NATIONS UNIES: Le retour de la sécurité et de la stabilité dans le Golfe passe par des "garanties crédibles" pour l'Iran contre toute nouvelle attaque américano‑israélienne, a déclaré lundi l'ambassadeur iranien aux Nations unies.

"Une stabilité et une sécurité durables dans le Golfe et dans toute la région ne peuvent être garanties que par une cessation durable et permanente de toute agression contre l'Iran, accompagnée de garanties crédibles de non-répétition et du plein respect des droits et intérêts souverains légitimes de l'Iran", a déclaré Amir Saeid Iravani lors d'une session du Conseil de sécurité convoquée par Bahreïn.

Lors de la réunion à New York, des dizaines de pays ont condamné l'Iran pour son contrôle du détroit d'Ormuz, passage stratégique pour les exportations d'hydrocarbures des pays du Golfe vers le reste du monde.

S'adressant ensuite à la presse, M. Iravani a regretté que les critiques aient visé exclusivement l'Iran, sans mentionner le blocus naval décrété par Washington.

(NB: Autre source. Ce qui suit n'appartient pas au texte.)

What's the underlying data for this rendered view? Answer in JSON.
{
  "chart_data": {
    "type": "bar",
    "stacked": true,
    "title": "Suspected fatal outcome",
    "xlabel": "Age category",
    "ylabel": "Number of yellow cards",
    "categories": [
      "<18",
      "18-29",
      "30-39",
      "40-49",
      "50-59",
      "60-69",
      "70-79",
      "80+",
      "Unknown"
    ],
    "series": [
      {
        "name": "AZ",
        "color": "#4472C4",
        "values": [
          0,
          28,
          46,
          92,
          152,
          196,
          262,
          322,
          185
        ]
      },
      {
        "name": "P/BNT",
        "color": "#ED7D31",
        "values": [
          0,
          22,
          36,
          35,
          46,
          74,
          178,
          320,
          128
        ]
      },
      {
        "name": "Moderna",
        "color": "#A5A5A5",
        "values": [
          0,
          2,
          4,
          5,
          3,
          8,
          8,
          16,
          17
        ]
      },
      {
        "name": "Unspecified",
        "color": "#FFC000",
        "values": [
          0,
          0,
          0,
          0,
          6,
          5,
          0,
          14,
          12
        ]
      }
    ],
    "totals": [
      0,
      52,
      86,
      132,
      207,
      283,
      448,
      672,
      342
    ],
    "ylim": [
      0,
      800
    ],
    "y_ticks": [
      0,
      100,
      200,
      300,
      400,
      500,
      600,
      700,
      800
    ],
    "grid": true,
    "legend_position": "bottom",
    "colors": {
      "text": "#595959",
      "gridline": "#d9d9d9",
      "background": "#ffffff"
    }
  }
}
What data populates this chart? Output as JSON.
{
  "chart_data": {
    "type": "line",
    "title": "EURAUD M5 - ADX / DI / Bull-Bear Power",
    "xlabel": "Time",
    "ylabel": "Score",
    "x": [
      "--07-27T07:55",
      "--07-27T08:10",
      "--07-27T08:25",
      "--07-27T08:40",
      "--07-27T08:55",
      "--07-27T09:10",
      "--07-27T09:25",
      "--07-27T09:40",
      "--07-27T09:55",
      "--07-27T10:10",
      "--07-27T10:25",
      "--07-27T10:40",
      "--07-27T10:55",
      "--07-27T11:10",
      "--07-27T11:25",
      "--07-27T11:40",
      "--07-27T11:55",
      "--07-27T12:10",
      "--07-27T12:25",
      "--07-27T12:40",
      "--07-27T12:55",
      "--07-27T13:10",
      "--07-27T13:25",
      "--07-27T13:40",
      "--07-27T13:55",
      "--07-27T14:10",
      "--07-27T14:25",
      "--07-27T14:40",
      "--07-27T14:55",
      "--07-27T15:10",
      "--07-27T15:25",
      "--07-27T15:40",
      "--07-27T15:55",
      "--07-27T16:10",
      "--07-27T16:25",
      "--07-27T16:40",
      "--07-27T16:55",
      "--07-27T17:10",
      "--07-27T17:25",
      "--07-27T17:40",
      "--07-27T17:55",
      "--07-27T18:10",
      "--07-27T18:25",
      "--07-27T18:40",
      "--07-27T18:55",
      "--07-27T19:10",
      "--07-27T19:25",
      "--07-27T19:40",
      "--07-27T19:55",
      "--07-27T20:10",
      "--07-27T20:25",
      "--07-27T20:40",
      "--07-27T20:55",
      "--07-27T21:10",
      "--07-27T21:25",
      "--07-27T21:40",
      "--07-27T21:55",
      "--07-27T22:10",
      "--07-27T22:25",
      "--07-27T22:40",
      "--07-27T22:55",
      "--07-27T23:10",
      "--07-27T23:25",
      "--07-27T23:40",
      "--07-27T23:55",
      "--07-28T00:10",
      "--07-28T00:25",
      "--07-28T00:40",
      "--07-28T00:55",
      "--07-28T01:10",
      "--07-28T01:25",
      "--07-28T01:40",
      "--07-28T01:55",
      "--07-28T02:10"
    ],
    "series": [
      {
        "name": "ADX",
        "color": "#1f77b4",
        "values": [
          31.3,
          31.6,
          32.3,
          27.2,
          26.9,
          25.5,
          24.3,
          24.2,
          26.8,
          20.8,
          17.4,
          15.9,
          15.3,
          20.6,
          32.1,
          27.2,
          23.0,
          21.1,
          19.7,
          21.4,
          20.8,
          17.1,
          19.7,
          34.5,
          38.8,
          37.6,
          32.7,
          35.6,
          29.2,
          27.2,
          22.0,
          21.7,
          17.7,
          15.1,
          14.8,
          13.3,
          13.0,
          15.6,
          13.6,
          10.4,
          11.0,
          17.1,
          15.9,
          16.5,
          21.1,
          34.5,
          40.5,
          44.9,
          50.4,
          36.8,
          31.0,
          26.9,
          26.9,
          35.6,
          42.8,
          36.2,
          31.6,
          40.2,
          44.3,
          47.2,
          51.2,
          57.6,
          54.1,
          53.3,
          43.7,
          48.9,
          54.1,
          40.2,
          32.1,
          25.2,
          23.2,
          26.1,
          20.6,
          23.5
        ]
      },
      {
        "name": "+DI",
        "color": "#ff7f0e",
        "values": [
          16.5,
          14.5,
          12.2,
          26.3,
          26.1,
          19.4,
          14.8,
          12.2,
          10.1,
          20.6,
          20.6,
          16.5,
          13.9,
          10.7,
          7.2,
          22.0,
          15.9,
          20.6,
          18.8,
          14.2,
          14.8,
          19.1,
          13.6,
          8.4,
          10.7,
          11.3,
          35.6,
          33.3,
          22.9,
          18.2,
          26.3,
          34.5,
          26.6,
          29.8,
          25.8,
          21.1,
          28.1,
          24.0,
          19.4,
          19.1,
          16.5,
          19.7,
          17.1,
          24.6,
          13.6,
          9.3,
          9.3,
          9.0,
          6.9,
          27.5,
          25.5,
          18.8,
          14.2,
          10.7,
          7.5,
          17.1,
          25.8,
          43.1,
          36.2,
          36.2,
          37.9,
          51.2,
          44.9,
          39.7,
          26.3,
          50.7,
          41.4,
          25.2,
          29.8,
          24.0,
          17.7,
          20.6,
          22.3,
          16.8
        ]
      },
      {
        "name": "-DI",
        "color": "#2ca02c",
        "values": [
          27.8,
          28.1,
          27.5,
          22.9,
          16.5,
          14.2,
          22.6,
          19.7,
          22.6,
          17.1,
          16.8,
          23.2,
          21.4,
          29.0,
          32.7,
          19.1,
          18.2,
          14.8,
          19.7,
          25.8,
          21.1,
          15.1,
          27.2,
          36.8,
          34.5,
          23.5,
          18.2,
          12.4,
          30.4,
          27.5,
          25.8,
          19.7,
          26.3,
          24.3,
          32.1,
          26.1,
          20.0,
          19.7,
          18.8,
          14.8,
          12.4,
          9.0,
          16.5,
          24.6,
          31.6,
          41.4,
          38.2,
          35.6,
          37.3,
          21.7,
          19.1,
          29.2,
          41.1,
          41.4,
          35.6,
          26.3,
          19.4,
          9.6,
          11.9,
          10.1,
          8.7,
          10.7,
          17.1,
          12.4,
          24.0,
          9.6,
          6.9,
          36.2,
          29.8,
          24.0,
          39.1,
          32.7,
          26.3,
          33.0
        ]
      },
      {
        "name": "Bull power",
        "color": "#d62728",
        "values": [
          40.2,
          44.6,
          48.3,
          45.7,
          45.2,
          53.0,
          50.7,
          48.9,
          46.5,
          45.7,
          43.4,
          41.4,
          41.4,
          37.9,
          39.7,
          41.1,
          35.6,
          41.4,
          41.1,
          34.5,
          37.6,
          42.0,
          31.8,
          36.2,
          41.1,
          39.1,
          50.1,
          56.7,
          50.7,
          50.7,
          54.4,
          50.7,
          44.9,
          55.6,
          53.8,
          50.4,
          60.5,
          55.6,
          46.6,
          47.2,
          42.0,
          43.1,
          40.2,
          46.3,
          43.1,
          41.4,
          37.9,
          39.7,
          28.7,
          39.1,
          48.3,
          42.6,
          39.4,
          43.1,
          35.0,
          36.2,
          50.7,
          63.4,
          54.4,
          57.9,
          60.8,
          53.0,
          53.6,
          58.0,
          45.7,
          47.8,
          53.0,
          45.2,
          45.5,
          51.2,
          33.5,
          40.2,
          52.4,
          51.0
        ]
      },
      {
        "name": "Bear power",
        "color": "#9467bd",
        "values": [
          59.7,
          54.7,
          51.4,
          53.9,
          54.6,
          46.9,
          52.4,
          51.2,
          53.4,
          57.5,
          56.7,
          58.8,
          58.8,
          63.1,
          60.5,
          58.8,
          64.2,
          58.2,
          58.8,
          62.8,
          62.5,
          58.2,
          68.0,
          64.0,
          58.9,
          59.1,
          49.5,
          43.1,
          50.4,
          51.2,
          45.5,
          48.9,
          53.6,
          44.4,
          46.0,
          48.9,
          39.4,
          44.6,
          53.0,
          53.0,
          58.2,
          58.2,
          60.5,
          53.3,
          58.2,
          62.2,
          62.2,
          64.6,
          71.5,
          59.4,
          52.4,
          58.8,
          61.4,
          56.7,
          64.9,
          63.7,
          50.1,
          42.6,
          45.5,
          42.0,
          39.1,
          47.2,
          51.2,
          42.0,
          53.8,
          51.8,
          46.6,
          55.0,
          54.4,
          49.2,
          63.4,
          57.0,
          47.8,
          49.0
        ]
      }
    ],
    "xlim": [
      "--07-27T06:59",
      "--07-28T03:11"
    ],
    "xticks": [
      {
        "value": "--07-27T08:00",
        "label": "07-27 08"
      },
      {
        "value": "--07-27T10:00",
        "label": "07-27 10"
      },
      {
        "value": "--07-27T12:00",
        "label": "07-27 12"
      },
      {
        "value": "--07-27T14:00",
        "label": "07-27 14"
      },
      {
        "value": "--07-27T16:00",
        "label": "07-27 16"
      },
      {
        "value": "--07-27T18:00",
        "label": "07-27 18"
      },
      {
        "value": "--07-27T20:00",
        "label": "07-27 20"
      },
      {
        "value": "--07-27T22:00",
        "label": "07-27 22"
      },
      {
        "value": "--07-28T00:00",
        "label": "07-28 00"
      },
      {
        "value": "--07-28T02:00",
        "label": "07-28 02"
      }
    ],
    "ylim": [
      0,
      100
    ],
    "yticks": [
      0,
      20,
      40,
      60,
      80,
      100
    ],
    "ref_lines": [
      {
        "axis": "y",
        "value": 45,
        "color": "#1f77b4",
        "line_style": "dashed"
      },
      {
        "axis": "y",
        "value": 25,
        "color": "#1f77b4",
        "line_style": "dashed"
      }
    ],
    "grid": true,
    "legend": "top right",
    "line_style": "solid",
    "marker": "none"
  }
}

"Les États-Unis agissent comme des pirates et des terroristes, ciblant les navires commerciaux par la coercition et l'intimidation, terrorisant les équipages, se saisissant illégalement des navires et prenant des membres d'équipage en otage", a-t-il déclaré. "Pourtant, parmi ceux qui ont exprimé leur inquiétude quant à la sécurité de la navigation internationale, personne lors de la réunion d'aujourd'hui n'a osé évoquer ni condamner ces actes terroristes."